Uber and the Peter Pan syndrome

SAN FRANCISCO • What makes Uber Technologies the most valuable venture-backed technology company in the world?

Investors say size and growth. The business is transforming global transportation networks. On closer inspection of its financial performance, Uber also pioneered a very expensive way of establishing a market and staying on top.

Uber has had little trouble finding investors eager to buy into its vision. It relishes telling backers about gross bookings, or the amount riders pay for service.

That number is enormous, totalling US$37 billion (S$48.7 billion) last year. But most of that went to drivers.

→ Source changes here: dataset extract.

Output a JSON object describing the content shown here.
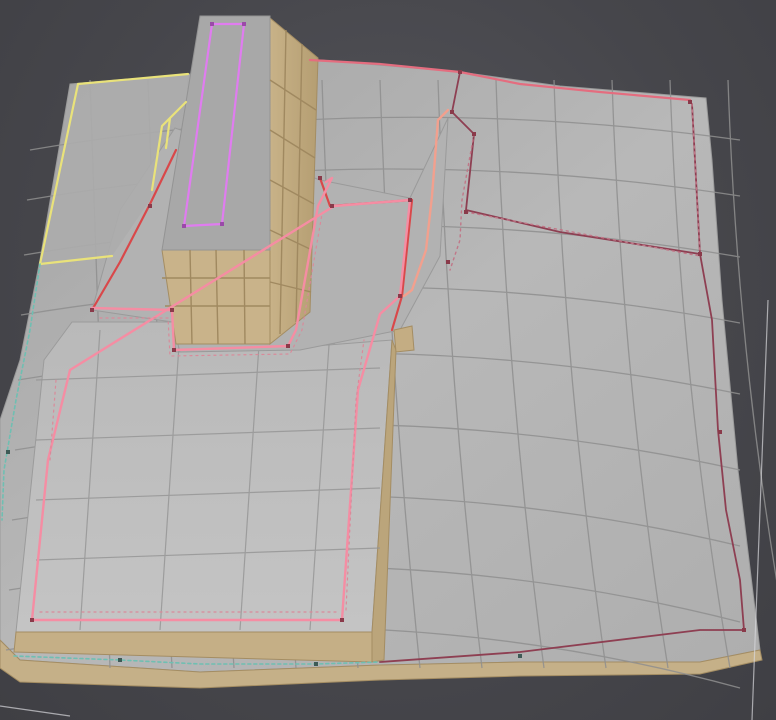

Uber's cut, or net revenue, came to US$7.4 billion. Compared to public companies with similar valuations, Uber's revenue lags well behind.

At the same time, Uber has worked to downplay its persistent losses. Because the company does not disclose financial results with much consistency, it is easy to lose sight of how much of investors' money Uber has spent.

Since its founding nine years ago, Uber has burned through about US$10.7 billion, according to a person familiar with the matter.

Over the past decade, only one public technology company in North America has lost more in a year than Uber lost last year. None has burned such a tremendous amount in the first stage of its life, according to data compiled by Bloomberg.

Investors have contributed US$17.3 billion to Uber, said the person, who is not authorised to discuss the figure and asked not to be identified - an enormously long leash for the company to experiment with and subsidise global growth. Figuring out whether that investment will pay off is partly based on what you think will happen to Uber's losses.

An analysis of Uber's financial position shows that Uber is a corporate anomaly. Few companies in history have grown so fast or lost so much money in such a short time. Uber has developed what may be considered a Peter Pan syndrome. After reaching a stage of maturity most companies never realise, it has yet to turn a profit and remains deeply in the red.

Amazon.com is famous for its losses over the years. But even in the heyday of the dot.com bubble, the e-commerce giant never came close. Its biggest loss was in 2000 - US$1.4 billion, or about US$2 billion adjusted for inflation. Most years, it turns a profit, albeit a small one.

What Uber backers can point to, though, is a nearly unmatched pace of sales growth. Even as Uber's revenue reached US$2.3 billion in the fourth quarter of last year, its annual growth rate remained strong, at about 90 per cent compared with 2016. That's faster than most tech companies with a similar valuation.